Police disclosed that they had also arrested a 28-year-old man on suspicion of conspiracy to commit murder.
Cregan was also being questioned on suspicion of the separate murders of David and Mark Short, a father and son, earlier this year. Mark, 23, was shot in the neck while drinking in the Cotton Tree pub in Droylsden, Greater Manchester, on May 25. Cregan was arrested at the time on suspicion of that murder, but was bailed pending further inquiries because there was not enough evidence to charge him.
On Aug 10, Cregan was again a suspect after David Short, 46, was shot on the driveway of his home in Clayton, Greater Manchester. His assailant threw a grenade under his body as he lay dying. Nine minutes after that murder, two men were seen on CCTV carrying out a grenade attack on a house three miles away.
Officers later found a white Vauxhall van close to the scene which bore the hallmarks of a grenade explosion inside.
It was not clear whether the vehicle had been booby trapped or if a grena
de had gone off accidentally.
The attacks were thought to be the first in which hand grenades were used by criminal gangs on mainland Britain.
Patrick Mercer, the Conservative MP and former Army officer, said: "These grenades are readily available on the black market and easy to conceal on your person and use.
"We are seeing a move from explosives being used by terrorists to being used by criminal gangs, which is extremely alarming. It introduces a completely different dimension into protection for police officers. What would concern me is if this starts to be copied by other gangs and individuals."

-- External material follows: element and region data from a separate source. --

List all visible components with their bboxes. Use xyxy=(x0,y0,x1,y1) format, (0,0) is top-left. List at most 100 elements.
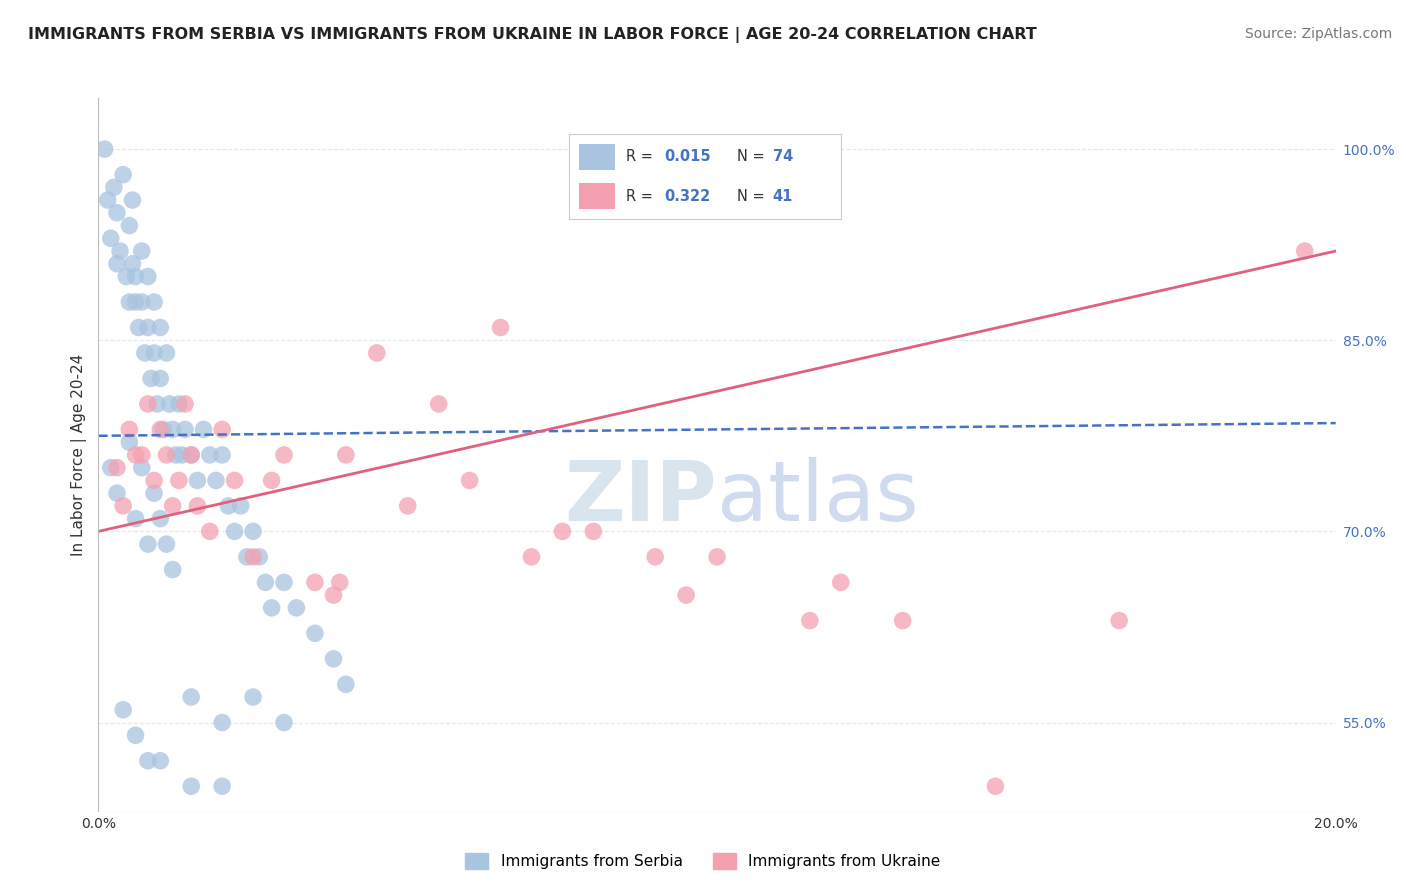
Y-axis label: In Labor Force | Age 20-24: In Labor Force | Age 20-24 xyxy=(72,354,87,556)
Point xyxy=(112,499,135,513)
Point xyxy=(115,269,138,284)
Point xyxy=(186,499,208,513)
Point xyxy=(396,499,419,513)
Point xyxy=(149,422,172,436)
Point xyxy=(155,448,177,462)
Point xyxy=(162,422,184,436)
Point xyxy=(198,524,221,539)
Point xyxy=(100,460,122,475)
Text: ZIP: ZIP xyxy=(565,458,717,538)
Point xyxy=(118,422,141,436)
Point xyxy=(162,563,184,577)
Point xyxy=(229,499,252,513)
Text: atlas: atlas xyxy=(717,458,918,538)
Point xyxy=(891,614,914,628)
Point xyxy=(335,448,357,462)
Point xyxy=(105,486,128,500)
Point xyxy=(128,320,150,334)
Point xyxy=(143,295,166,310)
Point xyxy=(211,779,233,793)
Point xyxy=(105,460,128,475)
Point xyxy=(149,371,172,385)
Point xyxy=(180,448,202,462)
Point xyxy=(149,754,172,768)
Point xyxy=(112,703,135,717)
Text: R =: R = xyxy=(626,189,657,203)
Point xyxy=(582,524,605,539)
Point xyxy=(146,397,169,411)
Point xyxy=(136,537,159,551)
Text: 74: 74 xyxy=(773,150,793,164)
Point xyxy=(1294,244,1316,258)
Point xyxy=(124,448,146,462)
Point xyxy=(304,575,326,590)
Bar xyxy=(579,145,614,169)
Point xyxy=(1108,614,1130,628)
Point xyxy=(134,346,156,360)
Point xyxy=(143,486,166,500)
Point xyxy=(180,779,202,793)
Point xyxy=(242,524,264,539)
Point xyxy=(112,168,135,182)
Point xyxy=(108,244,131,258)
Point xyxy=(489,320,512,334)
Point xyxy=(706,549,728,564)
Point xyxy=(180,690,202,704)
Point xyxy=(167,397,190,411)
Point xyxy=(217,499,239,513)
Point xyxy=(143,474,166,488)
Point xyxy=(136,320,159,334)
Point xyxy=(155,537,177,551)
Point xyxy=(304,626,326,640)
Point xyxy=(97,193,120,207)
Point xyxy=(162,499,184,513)
Point xyxy=(242,690,264,704)
Text: N =: N = xyxy=(737,150,769,164)
Text: Source: ZipAtlas.com: Source: ZipAtlas.com xyxy=(1244,27,1392,41)
Point xyxy=(322,652,344,666)
Point xyxy=(247,549,270,564)
Point xyxy=(100,231,122,245)
Point xyxy=(139,371,162,385)
Point xyxy=(211,422,233,436)
Point xyxy=(224,474,246,488)
Point xyxy=(152,422,174,436)
Point xyxy=(174,422,197,436)
Point xyxy=(260,600,283,615)
Text: 41: 41 xyxy=(773,189,793,203)
Point xyxy=(149,320,172,334)
Point xyxy=(136,397,159,411)
Point xyxy=(458,474,481,488)
Point xyxy=(131,295,153,310)
Point xyxy=(118,219,141,233)
Point xyxy=(136,754,159,768)
Point xyxy=(180,448,202,462)
Point xyxy=(211,448,233,462)
Text: 0.015: 0.015 xyxy=(664,150,710,164)
Point xyxy=(186,474,208,488)
Point xyxy=(799,614,821,628)
Point xyxy=(118,295,141,310)
Point xyxy=(273,448,295,462)
Point xyxy=(118,435,141,450)
Bar xyxy=(579,184,614,209)
Point xyxy=(520,549,543,564)
Point xyxy=(335,677,357,691)
Point xyxy=(103,180,125,194)
Point xyxy=(830,575,852,590)
Point xyxy=(427,397,450,411)
Point xyxy=(159,397,181,411)
Point xyxy=(366,346,388,360)
Point xyxy=(93,142,115,156)
Point xyxy=(273,715,295,730)
Point xyxy=(131,244,153,258)
Point xyxy=(124,269,146,284)
Point xyxy=(136,269,159,284)
Point xyxy=(675,588,697,602)
Point xyxy=(254,575,277,590)
Point xyxy=(170,448,193,462)
Point xyxy=(551,524,574,539)
Point xyxy=(131,448,153,462)
Point xyxy=(165,448,187,462)
Point xyxy=(198,448,221,462)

Sources claimed that Cregan was acting with the help of about a dozen supporters while he was on the run.
Sir Peter stressed that his force's main priority was to support the dead officers' families. "I would like to say how impressed we've been by the dignity of these families. Both have said how proud they were of Nicola and Fiona, and how proud those two officers were to serve the public. Both families have separately said that their loved ones died doing the jobs they loved," he said.